HIGH Nitrogen



High nitrogen steels (HNS) are a new class of high alloy martensitic, austenitic or duplex grades with up to 0.9 mass% of N in solid solution. They are applied e.g. to stainless tools and bearings, in chemical engineering and for high strength non-magnetic components.

Dissolving Nitrogen into Steels

In contrast to carbon, nitrogen is a volatile element and therefore requires special measures to be dissolved in the melt. The first one consists of alloying. The Nitrogen solubility increases in the following order of elements Xi = N, C, Si, Al, Ni, Co, Cu/W, Mo, Mn, Cr, Nb, V, Ti, the oblique indicating the change from repulsing to attracting elements. As the solubility product of Nb, V and Ti in austenite is rather low, the Nitrogen solubility of HNS is mainly based on Cr, shifting the majority of alloys into the stainless range. The second measure is to further raise the Nintrogen content of the melt by applying nitrogen pressure. Pressurised electroslag remelting (PESR) is commercially available producing ingots of up to 20 tons in weight. The third measure makes use of the high uptake of Nitrogen in austenite. Respective steel powder is subjected to solid state nitriding and than compacted by hot isostatic pressing (HIP). This allows for the highest Nitrogen content, e.g. 3 mass% in stainless powder metallurgical (PM) tool steels containing e.g. wear resistant NbN nitrides embedded in a martensitic matrix. Measures two and three may lead to Nitrogen contents in the steel, which are above the solubility at temperatures of hardening or solution annealing, if carried out at the partial pressure of nitrogen in air.

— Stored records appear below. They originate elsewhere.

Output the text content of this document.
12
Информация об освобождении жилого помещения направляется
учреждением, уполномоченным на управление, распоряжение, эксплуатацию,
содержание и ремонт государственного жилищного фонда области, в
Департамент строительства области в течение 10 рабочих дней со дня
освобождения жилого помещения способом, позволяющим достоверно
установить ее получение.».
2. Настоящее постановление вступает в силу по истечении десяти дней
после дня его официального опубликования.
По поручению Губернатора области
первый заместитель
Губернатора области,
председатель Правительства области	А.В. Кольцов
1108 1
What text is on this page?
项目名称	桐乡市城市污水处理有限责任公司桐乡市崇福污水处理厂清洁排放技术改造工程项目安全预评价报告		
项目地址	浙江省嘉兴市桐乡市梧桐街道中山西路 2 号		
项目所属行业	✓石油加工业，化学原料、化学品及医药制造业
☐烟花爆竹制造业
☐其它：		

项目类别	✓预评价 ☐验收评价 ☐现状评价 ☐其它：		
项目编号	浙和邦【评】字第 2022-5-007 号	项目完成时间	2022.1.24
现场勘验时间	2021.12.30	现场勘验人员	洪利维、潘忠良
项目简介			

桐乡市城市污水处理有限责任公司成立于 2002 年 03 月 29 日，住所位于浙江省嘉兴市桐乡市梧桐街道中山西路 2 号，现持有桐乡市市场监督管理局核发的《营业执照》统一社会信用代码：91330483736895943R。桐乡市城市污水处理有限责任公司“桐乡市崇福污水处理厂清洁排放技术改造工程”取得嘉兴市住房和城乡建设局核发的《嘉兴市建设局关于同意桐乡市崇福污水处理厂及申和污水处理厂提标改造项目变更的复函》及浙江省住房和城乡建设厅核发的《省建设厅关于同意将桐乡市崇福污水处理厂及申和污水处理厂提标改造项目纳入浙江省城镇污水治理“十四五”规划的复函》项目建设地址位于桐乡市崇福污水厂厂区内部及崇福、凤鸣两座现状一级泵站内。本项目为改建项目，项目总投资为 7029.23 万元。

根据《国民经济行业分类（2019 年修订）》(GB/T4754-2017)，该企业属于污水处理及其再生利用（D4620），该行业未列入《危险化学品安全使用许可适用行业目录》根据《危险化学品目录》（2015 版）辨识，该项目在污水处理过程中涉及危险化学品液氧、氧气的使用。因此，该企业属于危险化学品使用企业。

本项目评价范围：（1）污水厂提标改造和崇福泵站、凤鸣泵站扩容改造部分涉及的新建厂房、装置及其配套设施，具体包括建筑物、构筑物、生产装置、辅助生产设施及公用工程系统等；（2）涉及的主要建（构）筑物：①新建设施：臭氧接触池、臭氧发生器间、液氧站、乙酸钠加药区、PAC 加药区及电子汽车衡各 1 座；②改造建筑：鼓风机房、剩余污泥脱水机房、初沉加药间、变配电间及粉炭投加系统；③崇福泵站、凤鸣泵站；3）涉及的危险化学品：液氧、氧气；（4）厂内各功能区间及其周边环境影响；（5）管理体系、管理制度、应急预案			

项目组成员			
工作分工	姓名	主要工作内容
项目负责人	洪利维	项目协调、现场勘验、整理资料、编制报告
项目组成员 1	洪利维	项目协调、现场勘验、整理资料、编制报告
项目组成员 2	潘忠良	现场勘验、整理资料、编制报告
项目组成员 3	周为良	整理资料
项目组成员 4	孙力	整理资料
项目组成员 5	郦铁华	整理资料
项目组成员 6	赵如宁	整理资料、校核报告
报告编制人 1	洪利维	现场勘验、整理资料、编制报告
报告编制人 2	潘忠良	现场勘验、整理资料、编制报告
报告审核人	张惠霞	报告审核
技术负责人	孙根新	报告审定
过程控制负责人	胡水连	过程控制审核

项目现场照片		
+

Interactions of Alloy Nitrogen

Thus the interaction of alloy nitrogen with the furnace atmosphere or vacuum may differ considerably from carbon and require specific precautions. At first one has to look at the thermodynamic equilibrium between the steel surface and the surrounding atmosphere. Next the kinetics of phase transformations in the whole cross section are of interest to avoid e.g. embrittling precipitates. This is especially important for stainless austenitic steels, which are usually low in carbon but may contain up to 0.9 mass% nitrogen. Finally the expected changes in volume and the resistance to oxidation of HNS during heat treatment have to be considered in comparison to respective carbon grades.